Managing Schemas

Because not only from Topics and Access live the Kafka team, with the Kafka Topology Builder you can manage as well your schemas. This functionality can be very useful for administering your cross environment, but as well to register specific schemas per topic.

An example topology for managing schemas would look like this (only the topics section).

---
  context: "context"
  projects:
    - name: "projectA"
      topics:
        - name: "foo"
          schemas:
            value.schema.file: "schemas/foo-value.avsc"
          config:
            replication.factor: "1"
            num.partitions: "1"
        - name: "bar"
          dataType: "avro"
          subject.name.strategy: "TopicRecordNameStrategy"
          schemas:
            - key.schema.file: "schemas/foo-key.avsc"
              value.schema.file: "schemas/foo-value.avsc"
              value.record.type: "foo"
            - key.schema.file: "schemas/bar-key.avsc"
              value.schema.file: "schemas/bar-value.avsc"
              value.record.type: "bar"
            - key.schema.file: "schemas/zet-key.avsc"
              value.schema.file: "schemas/zet-value.avsc"
              value.record.type: "zet"
          config:
            replication.factor: "1"
            num.partitions: "1"

If using an example like this, for the topic _bar_ there is going to be an schema registered for key and value.
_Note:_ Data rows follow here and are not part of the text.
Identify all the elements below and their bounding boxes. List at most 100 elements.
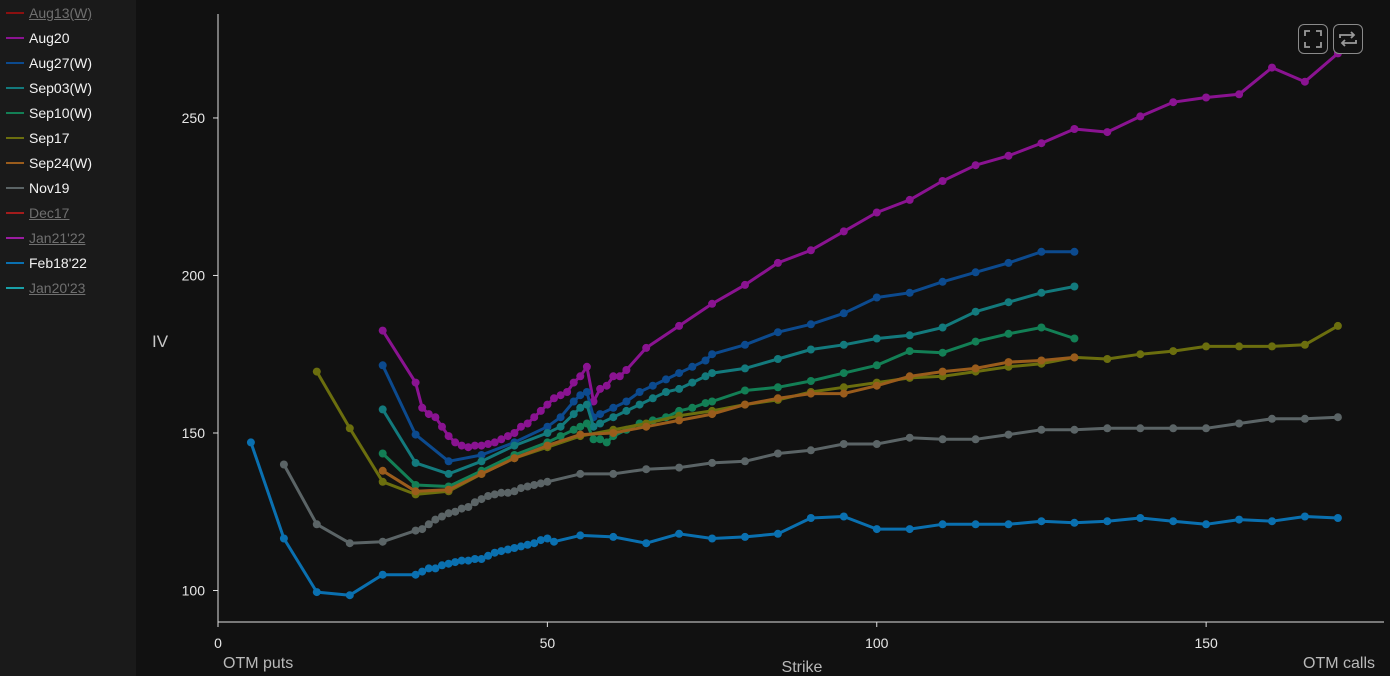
legend-item[interactable]: Jan21'22 (6, 228, 85, 248)
data-point (378, 449, 387, 458)
legend-item[interactable]: Sep17 (6, 128, 69, 148)
data-point (938, 520, 947, 529)
legend-item[interactable]: Sep03(W) (6, 78, 92, 98)
data-point (839, 369, 848, 378)
data-point (576, 422, 585, 431)
data-point (1037, 139, 1046, 148)
data-point (490, 438, 499, 447)
x-tick-label: 50 (540, 635, 556, 651)
data-point (418, 403, 427, 412)
data-point (411, 487, 420, 496)
data-point (1202, 93, 1211, 102)
legend-item[interactable]: Nov19 (6, 178, 69, 198)
data-point (741, 340, 749, 349)
data-point (424, 520, 433, 529)
legend-item[interactable]: Aug20 (6, 28, 69, 48)
legend-swatch (6, 237, 24, 239)
data-point (378, 477, 387, 486)
fullscreen-button[interactable] (1298, 24, 1328, 54)
data-point (773, 529, 782, 538)
data-point (938, 348, 947, 357)
x-tick-label: 0 (214, 635, 222, 651)
data-point (576, 391, 585, 400)
data-point (589, 422, 598, 431)
legend-item[interactable]: Aug13(W) (6, 3, 92, 23)
data-point (839, 383, 848, 392)
data-point (701, 356, 710, 365)
data-point (1268, 517, 1276, 526)
data-point (662, 388, 670, 396)
data-point (1136, 112, 1145, 121)
data-point (444, 559, 453, 568)
data-point (497, 488, 506, 497)
legend-item[interactable]: Sep10(W) (6, 103, 92, 123)
data-point (806, 514, 815, 522)
data-point (688, 362, 697, 371)
data-point (872, 525, 881, 534)
data-point (431, 564, 440, 573)
legend-item[interactable]: Aug27(W) (6, 53, 92, 73)
legend-item[interactable]: Feb18'22 (6, 253, 87, 273)
data-point (1103, 424, 1112, 433)
data-point (431, 413, 440, 422)
data-point (411, 570, 420, 579)
legend-label: Aug20 (29, 30, 70, 46)
data-point (1235, 342, 1244, 351)
data-point (517, 422, 525, 431)
data-point (635, 388, 644, 396)
data-point (688, 378, 697, 387)
series-aug27-w- (378, 247, 1079, 466)
data-point (1004, 258, 1013, 267)
data-point (1300, 77, 1309, 86)
legend-item[interactable]: Jan20'23 (6, 278, 85, 298)
data-point (484, 440, 493, 448)
data-point (839, 340, 848, 349)
data-point (1235, 515, 1244, 524)
data-point (1268, 414, 1276, 423)
series-sep24-w- (378, 353, 1079, 496)
data-point (451, 507, 460, 516)
data-point (464, 443, 473, 452)
data-point (708, 299, 717, 308)
data-point (1202, 520, 1211, 529)
data-point (490, 548, 499, 557)
iv-chart: 100 150 200 250 0 50 100 150 IV Strike OTM puts… (152, 14, 1384, 676)
data-point (741, 386, 749, 395)
data-point (839, 227, 848, 236)
data-point (1037, 356, 1046, 365)
data-point (576, 469, 585, 478)
x-tick-label: 100 (865, 635, 889, 651)
legend-item[interactable]: Dec17 (6, 203, 69, 223)
data-point (741, 400, 749, 409)
data-point (701, 399, 710, 408)
data-point (806, 446, 815, 455)
data-point (602, 381, 611, 390)
data-point (411, 430, 420, 439)
data-point (589, 435, 598, 444)
data-point (576, 531, 585, 540)
data-point (1300, 340, 1309, 349)
data-point (1235, 90, 1244, 99)
data-point (675, 463, 684, 472)
data-point (622, 366, 631, 374)
series-aug20 (378, 49, 1342, 452)
data-point (497, 435, 506, 444)
data-point (411, 378, 420, 387)
swap-button[interactable] (1333, 24, 1363, 54)
data-point (517, 484, 525, 493)
data-point (556, 422, 565, 431)
data-point (444, 485, 453, 494)
data-point (550, 394, 558, 403)
data-point (622, 397, 631, 406)
data-point (839, 440, 848, 448)
data-point (971, 364, 980, 373)
data-point (708, 458, 717, 467)
data-point (648, 394, 657, 403)
legend-item[interactable]: Sep24(W) (6, 153, 92, 173)
data-point (490, 490, 499, 499)
data-point (1202, 342, 1211, 351)
data-point (378, 466, 387, 475)
data-point (872, 440, 881, 448)
chart-area: 100 150 200 250 0 50 100 150 IV Strike OTM puts… (136, 0, 1390, 676)
legend-label: Sep17 (29, 130, 70, 146)
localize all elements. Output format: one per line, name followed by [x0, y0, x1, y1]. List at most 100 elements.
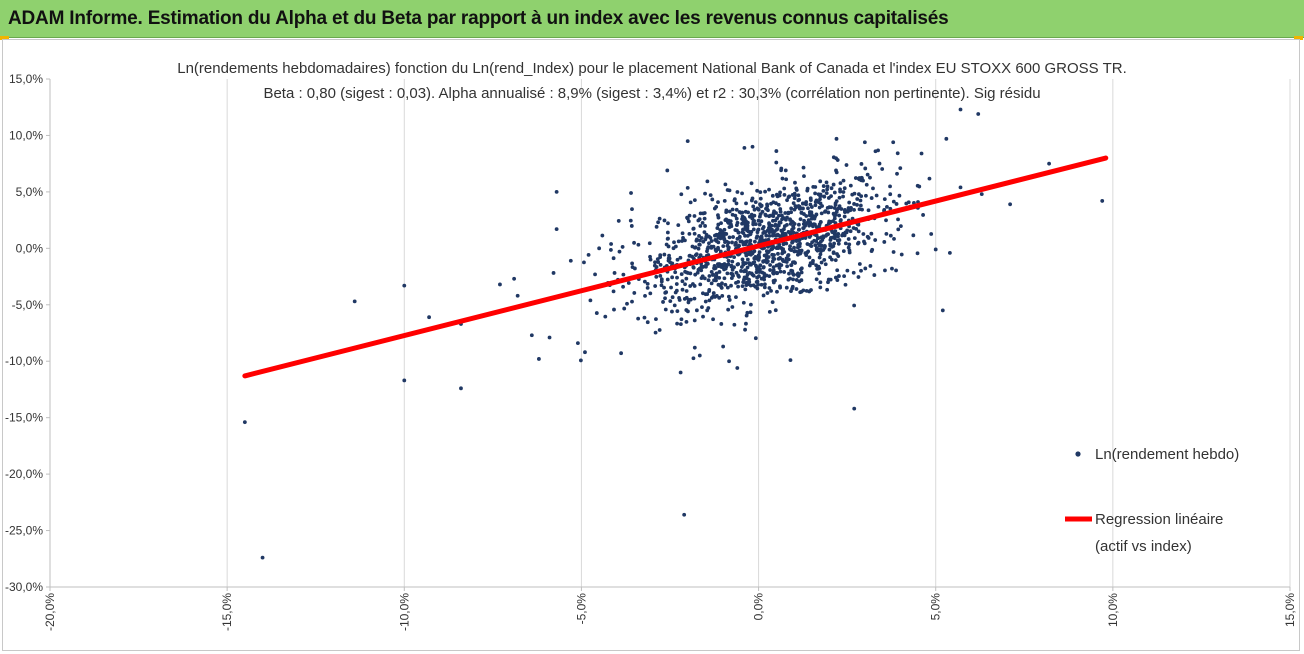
data-point — [883, 268, 887, 273]
data-point — [819, 260, 824, 265]
data-point — [724, 232, 729, 236]
data-point — [835, 238, 840, 243]
data-point — [828, 243, 833, 248]
y-tick-label: 10,0% — [9, 128, 43, 142]
data-point — [727, 359, 731, 364]
data-point — [868, 175, 872, 180]
data-point — [791, 260, 795, 265]
data-point — [864, 182, 869, 187]
data-point — [817, 266, 822, 271]
data-point — [837, 274, 841, 278]
data-point — [843, 208, 847, 212]
data-point — [884, 218, 888, 223]
data-point — [698, 282, 703, 287]
data-point — [744, 321, 748, 326]
data-point — [700, 305, 704, 310]
data-point — [619, 351, 623, 356]
data-point — [768, 268, 773, 272]
data-point — [741, 262, 746, 267]
data-point — [831, 219, 835, 224]
data-point — [726, 247, 731, 252]
data-point — [843, 241, 848, 246]
data-point — [797, 237, 802, 242]
data-point — [697, 234, 701, 238]
data-point — [459, 386, 463, 391]
data-point — [782, 227, 786, 232]
data-point — [832, 206, 837, 210]
data-point — [745, 225, 750, 230]
data-point — [805, 242, 810, 246]
data-point — [771, 244, 775, 249]
data-point — [791, 277, 795, 282]
data-point — [685, 139, 690, 143]
data-point — [675, 257, 680, 262]
data-point — [897, 193, 902, 198]
data-point — [594, 311, 599, 315]
chart-title: Ln(rendements hebdomadaires) fonction du… — [177, 60, 1127, 77]
x-tick-label: -10,0% — [397, 593, 411, 631]
data-point — [659, 283, 664, 288]
data-point — [798, 241, 802, 246]
data-point — [690, 254, 695, 259]
data-point — [622, 306, 627, 311]
data-point — [722, 276, 727, 281]
data-point — [763, 238, 768, 243]
data-point — [750, 144, 755, 149]
data-point — [722, 198, 727, 203]
data-point — [740, 257, 745, 262]
data-point — [746, 210, 750, 215]
data-point — [856, 229, 861, 234]
data-point — [674, 282, 679, 286]
data-point — [700, 220, 705, 225]
data-point — [658, 273, 663, 278]
data-point — [826, 232, 830, 237]
data-point — [664, 242, 669, 247]
data-point — [899, 252, 904, 257]
data-point — [873, 238, 878, 242]
data-point — [825, 184, 830, 189]
data-point — [866, 236, 871, 240]
data-point — [632, 240, 636, 245]
data-point — [852, 406, 857, 411]
data-point — [734, 281, 738, 285]
data-point — [744, 201, 748, 206]
data-point — [711, 291, 716, 295]
data-point — [976, 112, 981, 116]
data-point — [892, 236, 896, 241]
data-point — [823, 209, 828, 214]
data-point — [818, 247, 823, 252]
data-point — [770, 252, 775, 257]
data-point — [642, 279, 647, 284]
data-point — [670, 309, 674, 314]
data-point — [707, 274, 712, 278]
data-point — [788, 276, 792, 281]
data-point — [774, 263, 779, 268]
data-point — [778, 284, 782, 289]
data-point — [698, 224, 703, 228]
data-point — [794, 188, 799, 192]
data-point — [666, 221, 670, 226]
data-point — [818, 197, 822, 202]
data-point — [958, 107, 963, 112]
data-point — [695, 270, 700, 275]
data-point — [773, 308, 778, 313]
data-point — [663, 290, 668, 295]
data-point — [682, 512, 687, 517]
data-point — [814, 277, 819, 282]
data-point — [743, 222, 747, 227]
data-point — [841, 190, 846, 194]
report-title: ADAM Informe. Estimation du Alpha et du … — [8, 8, 949, 29]
data-point — [402, 378, 407, 383]
data-point — [793, 193, 797, 198]
data-point — [645, 320, 650, 325]
data-point — [725, 188, 730, 192]
data-point — [771, 230, 775, 235]
data-point — [703, 191, 707, 196]
data-point — [834, 210, 839, 214]
data-point — [630, 299, 634, 304]
data-point — [716, 282, 721, 287]
data-point — [796, 198, 801, 203]
data-point — [529, 333, 534, 338]
data-point — [811, 258, 815, 263]
data-point — [725, 220, 730, 224]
Currently the schemas are managed as files and need to be accessible for the KTB tool, for example inside the git repository.

A topology with absolute schema path would look like this:

---
  context: "context"
  projects:
    - name: "projectA"
      topics:
        - name: "foo"
          schemas:
            value.schema.file: "/kafka/schemas/foo-value.avsc"
          config:
            replication.factor: "1"
            num.partitions: "1"

NOTE: The path for the files is relative to the location of the of the topology.
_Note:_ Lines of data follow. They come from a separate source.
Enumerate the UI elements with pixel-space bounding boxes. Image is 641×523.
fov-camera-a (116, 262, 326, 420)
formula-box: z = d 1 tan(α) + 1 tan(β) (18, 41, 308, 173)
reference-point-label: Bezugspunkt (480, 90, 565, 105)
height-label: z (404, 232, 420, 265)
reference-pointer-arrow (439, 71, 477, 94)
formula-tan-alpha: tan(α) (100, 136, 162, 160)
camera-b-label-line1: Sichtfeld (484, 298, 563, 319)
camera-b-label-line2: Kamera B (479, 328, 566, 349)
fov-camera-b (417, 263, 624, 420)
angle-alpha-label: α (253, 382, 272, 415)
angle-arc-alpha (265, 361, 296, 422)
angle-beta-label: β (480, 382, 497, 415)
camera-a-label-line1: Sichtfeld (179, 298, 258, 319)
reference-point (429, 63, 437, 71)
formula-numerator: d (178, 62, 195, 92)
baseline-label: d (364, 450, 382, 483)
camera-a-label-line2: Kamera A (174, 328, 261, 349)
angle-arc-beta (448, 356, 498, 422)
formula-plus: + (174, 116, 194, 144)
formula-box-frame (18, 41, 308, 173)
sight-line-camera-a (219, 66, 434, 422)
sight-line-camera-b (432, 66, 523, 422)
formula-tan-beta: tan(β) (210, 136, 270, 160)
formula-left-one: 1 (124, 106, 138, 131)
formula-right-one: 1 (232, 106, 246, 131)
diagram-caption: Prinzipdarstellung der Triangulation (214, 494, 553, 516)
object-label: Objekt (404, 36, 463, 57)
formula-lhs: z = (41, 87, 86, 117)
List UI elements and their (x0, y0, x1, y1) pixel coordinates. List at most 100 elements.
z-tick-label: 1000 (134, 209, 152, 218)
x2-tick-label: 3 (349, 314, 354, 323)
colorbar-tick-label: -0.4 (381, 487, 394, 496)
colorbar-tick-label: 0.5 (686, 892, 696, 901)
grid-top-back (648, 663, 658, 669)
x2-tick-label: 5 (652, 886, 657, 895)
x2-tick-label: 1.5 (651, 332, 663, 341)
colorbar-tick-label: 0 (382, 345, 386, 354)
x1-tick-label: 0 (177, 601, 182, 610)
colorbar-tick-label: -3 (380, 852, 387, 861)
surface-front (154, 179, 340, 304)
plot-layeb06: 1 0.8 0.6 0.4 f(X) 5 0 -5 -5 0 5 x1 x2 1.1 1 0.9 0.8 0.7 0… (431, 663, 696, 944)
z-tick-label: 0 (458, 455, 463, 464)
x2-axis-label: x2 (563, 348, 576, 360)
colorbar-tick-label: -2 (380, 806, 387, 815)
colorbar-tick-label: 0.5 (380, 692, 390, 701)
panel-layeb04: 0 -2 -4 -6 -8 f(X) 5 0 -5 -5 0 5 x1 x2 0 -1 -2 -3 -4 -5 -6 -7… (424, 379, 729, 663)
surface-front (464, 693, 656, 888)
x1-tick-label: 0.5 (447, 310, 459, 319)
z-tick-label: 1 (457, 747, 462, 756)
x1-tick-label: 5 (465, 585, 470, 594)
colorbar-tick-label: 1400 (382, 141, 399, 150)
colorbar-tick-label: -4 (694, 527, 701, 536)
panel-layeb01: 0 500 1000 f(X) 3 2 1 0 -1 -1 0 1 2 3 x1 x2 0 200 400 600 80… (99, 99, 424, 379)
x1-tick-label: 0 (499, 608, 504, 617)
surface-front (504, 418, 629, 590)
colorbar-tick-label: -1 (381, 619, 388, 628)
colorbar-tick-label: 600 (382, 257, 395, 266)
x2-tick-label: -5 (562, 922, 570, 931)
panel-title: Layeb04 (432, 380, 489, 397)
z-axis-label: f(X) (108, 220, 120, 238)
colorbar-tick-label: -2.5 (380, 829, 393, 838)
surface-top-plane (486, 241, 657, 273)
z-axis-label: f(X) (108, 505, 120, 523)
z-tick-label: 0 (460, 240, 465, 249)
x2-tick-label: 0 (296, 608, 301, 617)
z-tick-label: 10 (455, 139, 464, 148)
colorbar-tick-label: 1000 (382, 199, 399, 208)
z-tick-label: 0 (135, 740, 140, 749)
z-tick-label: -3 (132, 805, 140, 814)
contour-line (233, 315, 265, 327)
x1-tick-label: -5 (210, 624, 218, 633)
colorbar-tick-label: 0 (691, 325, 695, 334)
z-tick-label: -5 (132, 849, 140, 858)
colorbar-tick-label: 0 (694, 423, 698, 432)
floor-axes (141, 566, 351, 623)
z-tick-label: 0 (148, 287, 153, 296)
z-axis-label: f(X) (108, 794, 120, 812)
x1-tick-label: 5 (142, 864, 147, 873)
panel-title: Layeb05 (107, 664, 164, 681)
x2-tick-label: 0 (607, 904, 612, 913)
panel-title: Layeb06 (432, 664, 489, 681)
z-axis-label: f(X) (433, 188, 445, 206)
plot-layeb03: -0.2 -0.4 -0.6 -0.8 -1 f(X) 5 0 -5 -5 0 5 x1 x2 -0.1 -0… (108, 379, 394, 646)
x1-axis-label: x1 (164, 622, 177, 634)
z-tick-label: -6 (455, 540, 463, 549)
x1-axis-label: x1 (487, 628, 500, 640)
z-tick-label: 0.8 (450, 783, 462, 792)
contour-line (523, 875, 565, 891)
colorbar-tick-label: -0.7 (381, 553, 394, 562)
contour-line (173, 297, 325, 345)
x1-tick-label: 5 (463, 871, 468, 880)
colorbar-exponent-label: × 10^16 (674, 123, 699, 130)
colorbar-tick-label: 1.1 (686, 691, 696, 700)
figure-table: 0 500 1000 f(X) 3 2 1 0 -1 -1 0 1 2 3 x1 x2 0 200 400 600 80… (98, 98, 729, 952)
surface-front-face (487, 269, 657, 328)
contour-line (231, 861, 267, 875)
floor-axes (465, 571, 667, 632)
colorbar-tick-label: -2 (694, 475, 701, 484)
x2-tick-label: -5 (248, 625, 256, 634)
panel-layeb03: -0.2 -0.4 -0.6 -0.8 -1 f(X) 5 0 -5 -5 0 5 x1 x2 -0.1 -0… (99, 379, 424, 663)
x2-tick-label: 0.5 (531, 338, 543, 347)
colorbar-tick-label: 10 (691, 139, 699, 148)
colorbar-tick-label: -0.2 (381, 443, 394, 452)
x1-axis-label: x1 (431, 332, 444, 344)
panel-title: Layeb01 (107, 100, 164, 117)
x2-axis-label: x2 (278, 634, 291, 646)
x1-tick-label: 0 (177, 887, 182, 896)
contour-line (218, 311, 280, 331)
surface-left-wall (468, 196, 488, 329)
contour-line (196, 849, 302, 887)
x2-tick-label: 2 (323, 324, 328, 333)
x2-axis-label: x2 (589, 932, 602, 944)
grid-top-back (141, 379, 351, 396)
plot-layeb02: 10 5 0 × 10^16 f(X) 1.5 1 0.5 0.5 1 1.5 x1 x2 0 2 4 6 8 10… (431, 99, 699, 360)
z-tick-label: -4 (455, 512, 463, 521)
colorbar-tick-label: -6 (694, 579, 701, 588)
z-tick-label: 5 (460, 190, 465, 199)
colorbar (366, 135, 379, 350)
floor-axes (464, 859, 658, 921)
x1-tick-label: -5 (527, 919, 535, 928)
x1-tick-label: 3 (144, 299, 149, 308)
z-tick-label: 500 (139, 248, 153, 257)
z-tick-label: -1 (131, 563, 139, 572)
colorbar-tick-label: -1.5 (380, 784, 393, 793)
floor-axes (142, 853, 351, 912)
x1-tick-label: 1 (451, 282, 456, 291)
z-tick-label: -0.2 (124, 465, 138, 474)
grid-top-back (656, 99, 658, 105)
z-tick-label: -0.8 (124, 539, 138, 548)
NOTE: Keep in mind that for a use case like in the example above you have to define the value for schema.registry.url in your properties file.

Where should you put your schema files

We recommend keeping your schemas relative to the location of your topologies files as it is easier to map all things bundler near by than in distant locations.

However, if preferred for organisational purposes the reader can specify any absolute path in the topology and the tool will prefer it as an schema location.

NOTE: There is no way as of now to set a preferred location by configuration, so the user should write an absolute path where necessary in the topology file.

Multiple schemas support per topic

It is possible to setup multiple schemas per topic, this is a common use case when using a subject name strategy different than TopicNameStrategy.

If using multiple schemas, as it can be seen in the earlier example, the user must set the subject naming strategy for the topic to be one of the other options.

The user should as well set the record.type for each of the keys as this is a value required when configuring the final subject.

Support multiple formats

It is currently possible to support schema files with all formats currently available in the Confluent Schema Registry. As a user, you can set the format for each of the components in the schema section like this:

---
  context: "context"
  projects:
    - name: "projectA"
      topics:
        - name: "foo"
          config:
            replication.factor: "1"
            num.partitions: "1"
        - name: "bar"
          dataType: "avro"
          schemas:
            key.schema.file: "schemas/bar-key.avsc"
            key.format: "AVRO"
            value.schema.file: "schemas/bar-value.json"
            value.format: "JSON"
          config:
            replication.factor: "1"
            num.partitions: "1"

if the format keyword is not specified, the default value is AVRO.

Set the Schema Compatibility

In the Schema management section is possible to set the schema compatibility level like this:

---
  context: "context"
  projects:
    - name: "projectA"
      topics:
        - name: "foo"
          config:
            replication.factor: "1"
            num.partitions: "1"
        - name: "bar"
          dataType: "avro"
          schemas:
            value.schema.file: "schemas/bar-value.avsc"
            value.compatibility: "BACKWARD"
          config:
            replication.factor: "1"
            num.partitions: "1"

NOTE: The compatibility level will be set before summit the registered schema file, this is done like this to easy transitions and migrations.

Supported Schema Registry

There are multiple options when using an Schema Registry with Kafka, currently only the Confluent Schema Registry is supported.